Salvador Mallo es el alter ego de Pedro Almodóvar -así como lo fue Guido Anselmi para Federico Fellini-, especialmente al momento de representar la profunda crisis creativa que lo aqueja. Y es que no hay mayor pesadilla para los genios creativos que las hondas lagunas de las que no brota una sola idea que sirva como punto de inicio para un nuevo proyecto. Salvador sufre y aguanta. A ello se suma que el protagonista, entiende el amor pasado como un ideal que solo sobrevive en los aciagos recuerdos. La explicación que hace Almodóvar de las enfermedades físicas y psicológicas de Salvador -con dramática voz en off de Banderas- registra un cúmulo de imágenes animadas tan enigmáticas como placenteras que introducen piedad de forma cómplice.
Pero, son las secuencias de la relación entre Salvador y su madre las que ahogan el alma. Contada en dos tiempos, en el primero (el pasado) Salvador es presentado como un niño de insondables ambiciones académicas que vive bajo la protección de su joven madre (Penélope Cruz) y el despiste de su padre.
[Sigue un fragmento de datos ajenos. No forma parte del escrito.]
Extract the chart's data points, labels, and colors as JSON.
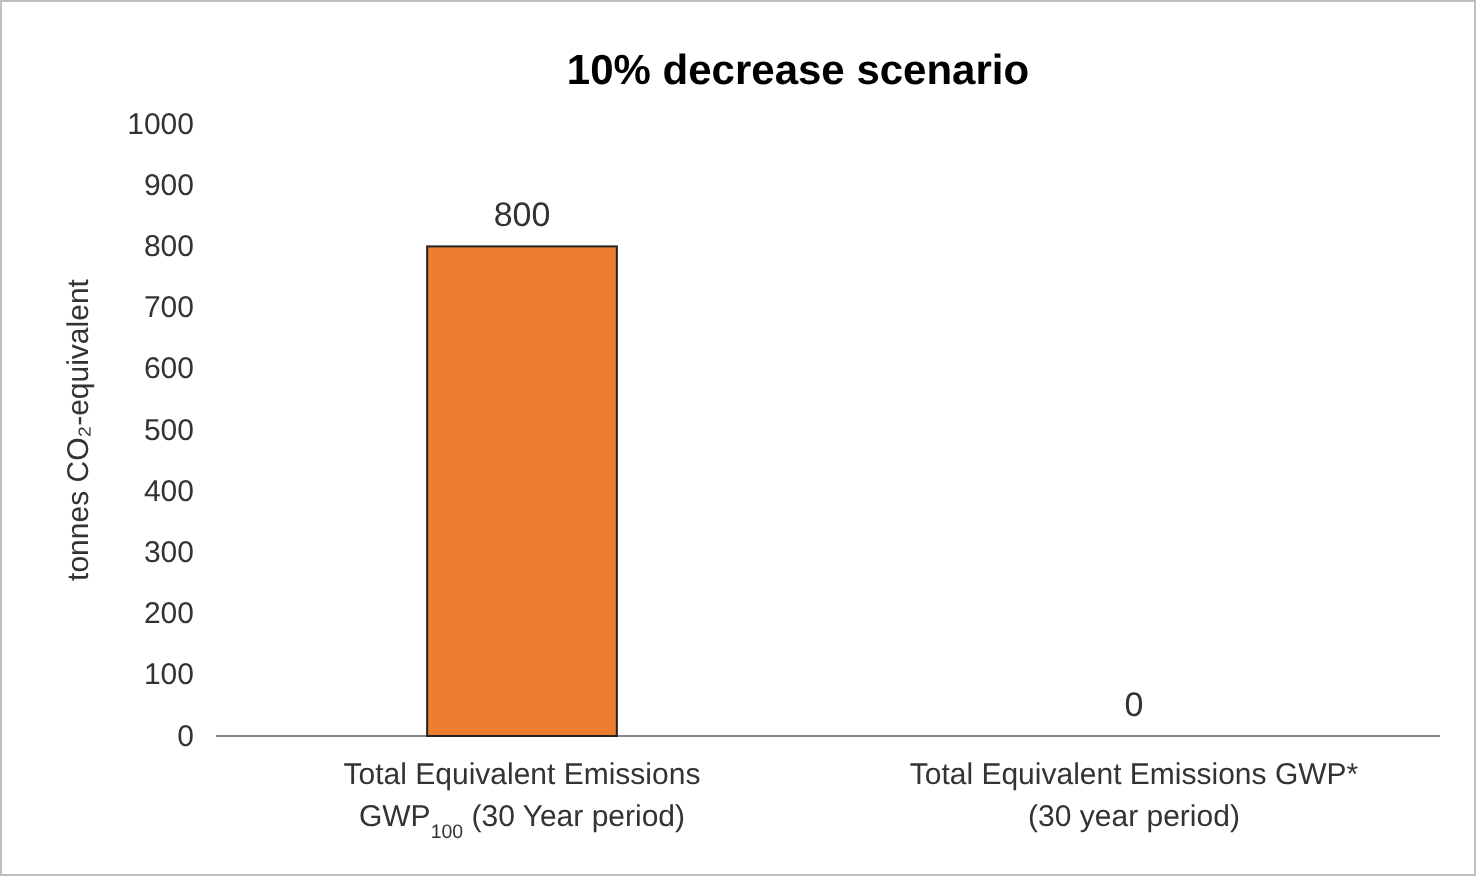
{
  "chart_data": {
    "type": "bar",
    "title": "10% decrease scenario",
    "ylabel": "tonnes CO₂-equivalent",
    "categories": [
      "Total Equivalent Emissions GWP$_{100}$ (30 Year period)",
      "Total Equivalent Emissions GWP* (30 year period)"
    ],
    "values": [
      800,
      0
    ],
    "color": "#ed7d31",
    "ylim": [
      0,
      1000
    ],
    "yticks": [
      0,
      100,
      200,
      300,
      400,
      500,
      600,
      700,
      800,
      900,
      1000
    ],
    "grid": false,
    "data_labels": true
  }
}
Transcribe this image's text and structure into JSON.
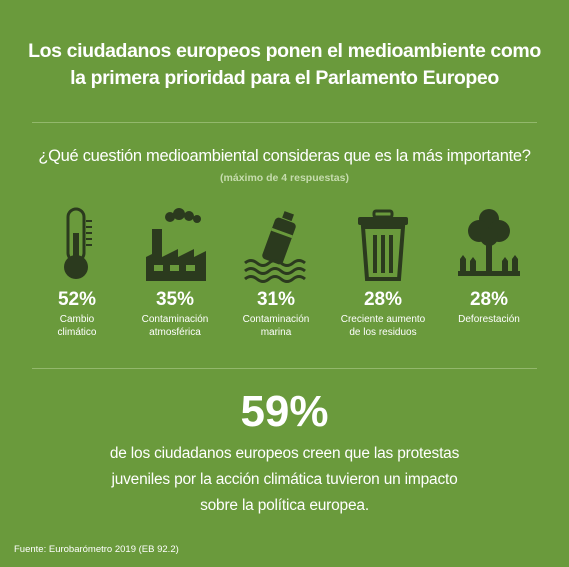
{
  "title_line1": "Los ciudadanos europeos ponen el medioambiente como",
  "title_line2": "la primera prioridad para el Parlamento Europeo",
  "question": "¿Qué cuestión medioambiental consideras que es la más importante?",
  "subnote": "(máximo de 4 respuestas)",
  "items": [
    {
      "icon": "thermometer-icon",
      "percent": "52%",
      "label_line1": "Cambio",
      "label_line2": "climático"
    },
    {
      "icon": "factory-icon",
      "percent": "35%",
      "label_line1": "Contaminación",
      "label_line2": "atmosférica"
    },
    {
      "icon": "bottle-in-water-icon",
      "percent": "31%",
      "label_line1": "Contaminación",
      "label_line2": "marina"
    },
    {
      "icon": "trash-bin-icon",
      "percent": "28%",
      "label_line1": "Creciente aumento",
      "label_line2": "de los residuos"
    },
    {
      "icon": "tree-stumps-icon",
      "percent": "28%",
      "label_line1": "Deforestación",
      "label_line2": ""
    }
  ],
  "highlight_percent": "59%",
  "statement_line1": "de los ciudadanos europeos creen que las protestas",
  "statement_line2": "juveniles por la acción climática tuvieron un impacto",
  "statement_line3": "sobre la política europea.",
  "source": "Fuente: Eurobarómetro 2019 (EB 92.2)",
  "colors": {
    "background": "#6a9a3c",
    "icon_dark": "#2b3a1e",
    "text": "#ffffff"
  }
}
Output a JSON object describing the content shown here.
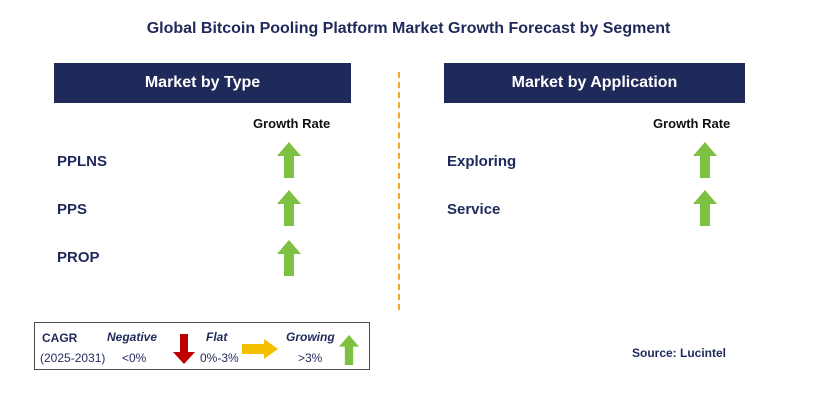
{
  "title": "Global Bitcoin Pooling Platform Market Growth Forecast by Segment",
  "left_panel": {
    "header": "Market by Type",
    "column_label": "Growth Rate",
    "rows": [
      {
        "label": "PPLNS",
        "trend": "growing"
      },
      {
        "label": "PPS",
        "trend": "growing"
      },
      {
        "label": "PROP",
        "trend": "growing"
      }
    ]
  },
  "right_panel": {
    "header": "Market by Application",
    "column_label": "Growth Rate",
    "rows": [
      {
        "label": "Exploring",
        "trend": "growing"
      },
      {
        "label": "Service",
        "trend": "growing"
      }
    ]
  },
  "legend": {
    "cagr_label": "CAGR",
    "period": "(2025-2031)",
    "negative_label": "Negative",
    "negative_range": "<0%",
    "flat_label": "Flat",
    "flat_range": "0%-3%",
    "growing_label": "Growing",
    "growing_range": ">3%"
  },
  "source": "Source: Lucintel",
  "colors": {
    "navy": "#1f2a5a",
    "growing": "#7cc142",
    "negative": "#c00000",
    "flat": "#f5c000",
    "divider": "#f5a623"
  }
}
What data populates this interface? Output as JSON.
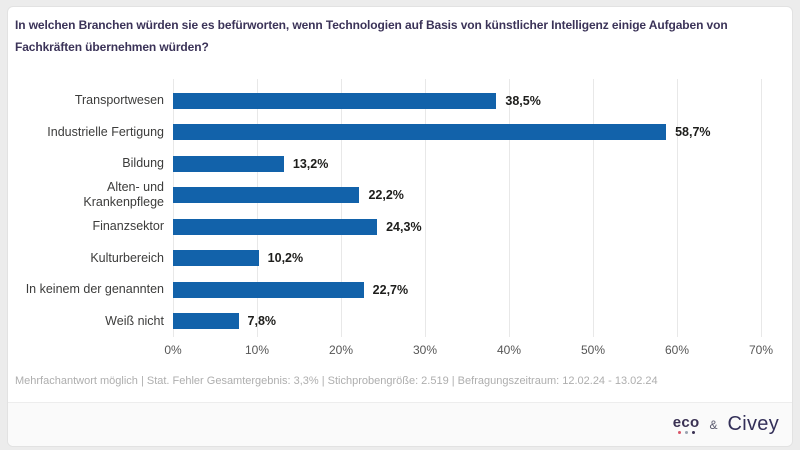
{
  "header": {
    "title": "In welchen Branchen würden sie es befürworten, wenn Technologien auf Basis von künstlicher Intelligenz einige Aufgaben von Fachkräften übernehmen würden?"
  },
  "chart_data": {
    "type": "bar",
    "orientation": "horizontal",
    "categories": [
      "Transportwesen",
      "Industrielle Fertigung",
      "Bildung",
      "Alten- und\nKrankenpflege",
      "Finanzsektor",
      "Kulturbereich",
      "In keinem der genannten",
      "Weiß nicht"
    ],
    "values": [
      38.5,
      58.7,
      13.2,
      22.2,
      24.3,
      10.2,
      22.7,
      7.8
    ],
    "value_labels": [
      "38,5%",
      "58,7%",
      "13,2%",
      "22,2%",
      "24,3%",
      "10,2%",
      "22,7%",
      "7,8%"
    ],
    "x_ticks": [
      "0%",
      "10%",
      "20%",
      "30%",
      "40%",
      "50%",
      "60%",
      "70%"
    ],
    "x_tick_values": [
      0,
      10,
      20,
      30,
      40,
      50,
      60,
      70
    ],
    "xlim": [
      0,
      70
    ],
    "grid": true,
    "legend": false,
    "bar_color": "#1262aa",
    "grid_color": "#e8e8e8"
  },
  "footer": {
    "note": "Mehrfachantwort möglich | Stat. Fehler Gesamtergebnis: 3,3% | Stichprobengröße: 2.519 | Befragungszeitraum: 12.02.24 - 13.02.24"
  },
  "brand": {
    "eco_label": "eco",
    "eco_dot_colors": [
      "#d95568",
      "#9aa3b0",
      "#3a3153"
    ],
    "ampersand": "&",
    "civey_label": "Civey"
  },
  "colors": {
    "title": "#3b3358",
    "bar": "#1262aa",
    "page_background": "#ececec",
    "card_background": "#ffffff",
    "brandbar_background": "#fafafa"
  }
}
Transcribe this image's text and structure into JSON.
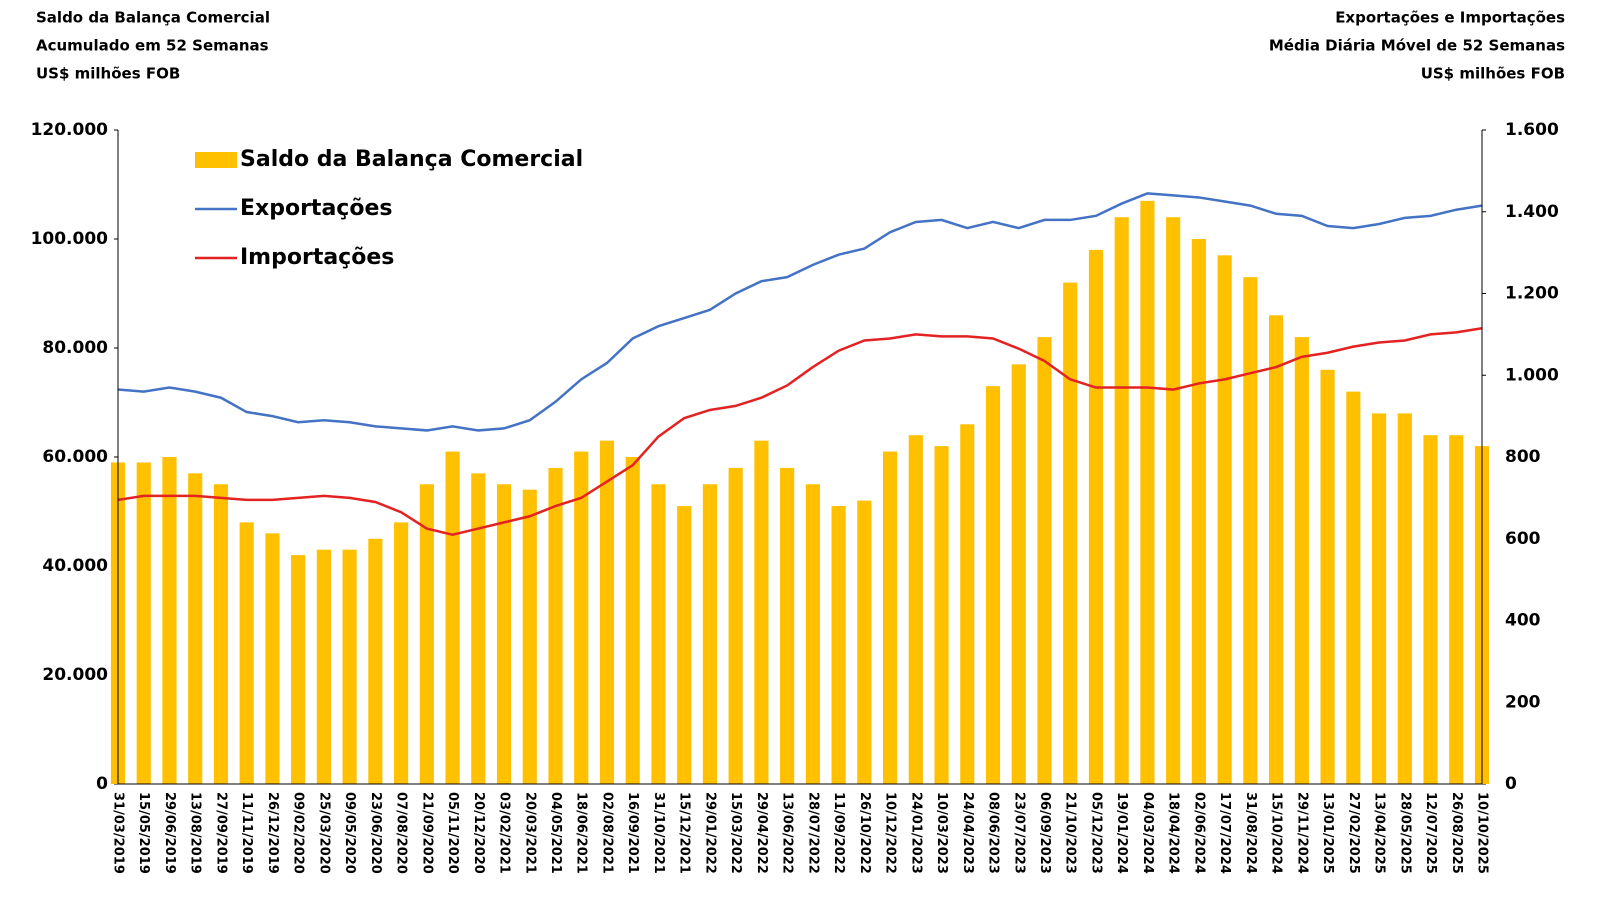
{
  "chart_data": {
    "type": "bar_line",
    "title_left": [
      "Saldo da Balança Comercial",
      "Acumulado em 52 Semanas",
      "US$ milhões FOB"
    ],
    "title_right": [
      "Exportações e Importações",
      "Média Diária Móvel de 52 Semanas",
      "US$ milhões FOB"
    ],
    "categories": [
      "31/03/2019",
      "15/05/2019",
      "29/06/2019",
      "13/08/2019",
      "27/09/2019",
      "11/11/2019",
      "26/12/2019",
      "09/02/2020",
      "25/03/2020",
      "09/05/2020",
      "23/06/2020",
      "07/08/2020",
      "21/09/2020",
      "05/11/2020",
      "20/12/2020",
      "03/02/2021",
      "20/03/2021",
      "04/05/2021",
      "18/06/2021",
      "02/08/2021",
      "16/09/2021",
      "31/10/2021",
      "15/12/2021",
      "29/01/2022",
      "15/03/2022",
      "29/04/2022",
      "13/06/2022",
      "28/07/2022",
      "11/09/2022",
      "26/10/2022",
      "10/12/2022",
      "24/01/2023",
      "10/03/2023",
      "24/04/2023",
      "08/06/2023",
      "23/07/2023",
      "06/09/2023",
      "21/10/2023",
      "05/12/2023",
      "19/01/2024",
      "04/03/2024",
      "18/04/2024",
      "02/06/2024",
      "17/07/2024",
      "31/08/2024",
      "15/10/2024",
      "29/11/2024",
      "13/01/2025",
      "27/02/2025",
      "13/04/2025",
      "28/05/2025",
      "12/07/2025",
      "26/08/2025",
      "10/10/2025"
    ],
    "series": [
      {
        "name": "Saldo da Balança Comercial",
        "color": "#ffc000",
        "kind": "bar",
        "axis": "y",
        "values": [
          59000,
          59000,
          60000,
          57000,
          55000,
          48000,
          46000,
          42000,
          43000,
          43000,
          45000,
          48000,
          55000,
          61000,
          57000,
          55000,
          54000,
          58000,
          61000,
          63000,
          60000,
          55000,
          51000,
          55000,
          58000,
          63000,
          58000,
          55000,
          51000,
          52000,
          61000,
          64000,
          62000,
          66000,
          73000,
          77000,
          82000,
          92000,
          98000,
          104000,
          107000,
          104000,
          100000,
          97000,
          93000,
          86000,
          82000,
          76000,
          72000,
          68000,
          68000,
          64000,
          64000,
          62000
        ]
      },
      {
        "name": "Exportações",
        "color": "#4472c4",
        "kind": "line",
        "axis": "y2",
        "values": [
          965,
          960,
          970,
          960,
          945,
          910,
          900,
          885,
          890,
          885,
          875,
          870,
          865,
          875,
          865,
          870,
          890,
          935,
          990,
          1030,
          1090,
          1120,
          1140,
          1160,
          1200,
          1230,
          1240,
          1270,
          1295,
          1310,
          1350,
          1375,
          1380,
          1360,
          1375,
          1360,
          1380,
          1380,
          1390,
          1420,
          1445,
          1440,
          1435,
          1425,
          1415,
          1395,
          1390,
          1365,
          1360,
          1370,
          1385,
          1390,
          1405,
          1415
        ]
      },
      {
        "name": "Importações",
        "color": "#e32222",
        "kind": "line",
        "axis": "y2",
        "values": [
          695,
          705,
          705,
          705,
          700,
          695,
          695,
          700,
          705,
          700,
          690,
          665,
          625,
          610,
          625,
          640,
          655,
          680,
          700,
          740,
          780,
          850,
          895,
          915,
          925,
          945,
          975,
          1020,
          1060,
          1085,
          1090,
          1100,
          1095,
          1095,
          1090,
          1065,
          1035,
          990,
          970,
          970,
          970,
          965,
          980,
          990,
          1005,
          1020,
          1045,
          1055,
          1070,
          1080,
          1085,
          1100,
          1105,
          1115
        ]
      }
    ],
    "ylim": [
      0,
      120000
    ],
    "yticks": [
      0,
      {
        "value": 20000,
        "label": "20.000"
      },
      {
        "value": 40000,
        "label": "40.000"
      },
      {
        "value": 60000,
        "label": "60.000"
      },
      {
        "value": 80000,
        "label": "80.000"
      },
      {
        "value": 100000,
        "label": "100.000"
      },
      {
        "value": 120000,
        "label": "120.000"
      }
    ],
    "y2lim": [
      0,
      1600
    ],
    "y2ticks": [
      0,
      200,
      400,
      600,
      800,
      {
        "value": 1000,
        "label": "1.000"
      },
      {
        "value": 1200,
        "label": "1.200"
      },
      {
        "value": 1400,
        "label": "1.400"
      },
      {
        "value": 1600,
        "label": "1.600"
      }
    ],
    "legend": "top-left",
    "grid": false
  }
}
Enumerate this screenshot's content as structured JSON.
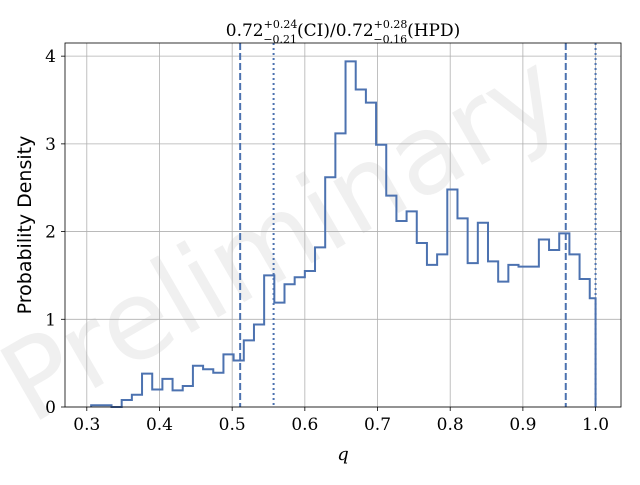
{
  "chart_data": {
    "type": "step-histogram",
    "title": {
      "center": "0.72",
      "ci_plus": "+0.24",
      "ci_minus": "−0.21",
      "ci_tag": "(CI)",
      "separator": "/",
      "hpd_center": "0.72",
      "hpd_plus": "+0.28",
      "hpd_minus": "−0.16",
      "hpd_tag": "(HPD)"
    },
    "xlabel": "q",
    "ylabel": "Probability Density",
    "watermark": "Preliminary",
    "xlim": [
      0.27,
      1.035
    ],
    "ylim": [
      0,
      4.15
    ],
    "xticks": [
      0.3,
      0.4,
      0.5,
      0.6,
      0.7,
      0.8,
      0.9,
      1.0
    ],
    "xtick_labels": [
      "0.3",
      "0.4",
      "0.5",
      "0.6",
      "0.7",
      "0.8",
      "0.9",
      "1.0"
    ],
    "yticks": [
      0,
      1,
      2,
      3,
      4
    ],
    "ytick_labels": [
      "0",
      "1",
      "2",
      "3",
      "4"
    ],
    "grid": true,
    "color": "#4C72B0",
    "bins": {
      "edges": [
        0.306,
        0.32,
        0.334,
        0.348,
        0.362,
        0.376,
        0.39,
        0.404,
        0.418,
        0.432,
        0.446,
        0.46,
        0.474,
        0.488,
        0.502,
        0.516,
        0.53,
        0.544,
        0.558,
        0.572,
        0.586,
        0.6,
        0.614,
        0.628,
        0.642,
        0.656,
        0.67,
        0.684,
        0.698,
        0.712,
        0.726,
        0.74,
        0.754,
        0.768,
        0.782,
        0.796,
        0.81,
        0.824,
        0.838,
        0.852,
        0.866,
        0.88,
        0.894,
        0.908,
        0.922,
        0.936,
        0.95,
        0.964,
        0.978,
        0.992,
        1.0
      ],
      "values": [
        0.02,
        0.02,
        0.0,
        0.08,
        0.14,
        0.38,
        0.2,
        0.32,
        0.19,
        0.24,
        0.47,
        0.43,
        0.39,
        0.6,
        0.53,
        0.76,
        0.94,
        1.5,
        1.19,
        1.4,
        1.48,
        1.55,
        1.82,
        2.62,
        3.12,
        3.94,
        3.62,
        3.47,
        2.99,
        2.41,
        2.12,
        2.23,
        1.87,
        1.62,
        1.74,
        2.48,
        2.15,
        1.64,
        2.1,
        1.66,
        1.43,
        1.62,
        1.6,
        1.6,
        1.91,
        1.79,
        1.98,
        1.74,
        1.46,
        1.24
      ]
    },
    "vlines": [
      {
        "x": 0.511,
        "style": "dashed"
      },
      {
        "x": 0.959,
        "style": "dashed"
      },
      {
        "x": 0.557,
        "style": "dotted"
      },
      {
        "x": 1.0,
        "style": "dotted"
      }
    ]
  }
}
Ella es una mujer luchadora que lo da todo por la educación de su hijo en medio de un mundo de ignorancia y pobreza. La ternura que sobrevuela las escenas en la estación del tren o en la casa-cueva donde vive la familia Mallo es comparable a la que podemos ver en relaciones fraternas de otras películas de personajes entrañables como Antonio y Bruno Ricci en Ladrón de bicicletas (Vittorio de Sica, 1948) o Billy Flynn y T.J en El campeón (Franco Zeffirelli, 1979), más allá de que los dos directores italianos hayan explorado la relación padre-hijo.
En el segundo tiempo narrativo (el pasado reciente), Salvador vive diligente por, y para, su anciana madre (Julieta Serrano) que “hubiera preferido un mejor futuro para su hijo”, a pesar de que este es un artista exitoso. Salvador cuida a su madre y la escucha con benevolencia, piedad y dulzura. Ambos espacios temporales están fortalecidos por diálogos hermosos y sencillos que Almodóvar provee de franqueza.
En suma, Dolor y gloria es una mirada al tiempo que corre sin detenerse, desde la óptica de un Pedro Almodóvar que evoca la niñez de forma cándida y amable; pero que repara en cómo el hombre se hace mayor sin que los años le den tregua, ya sea para el amor, los amigos o la pasión por el cine.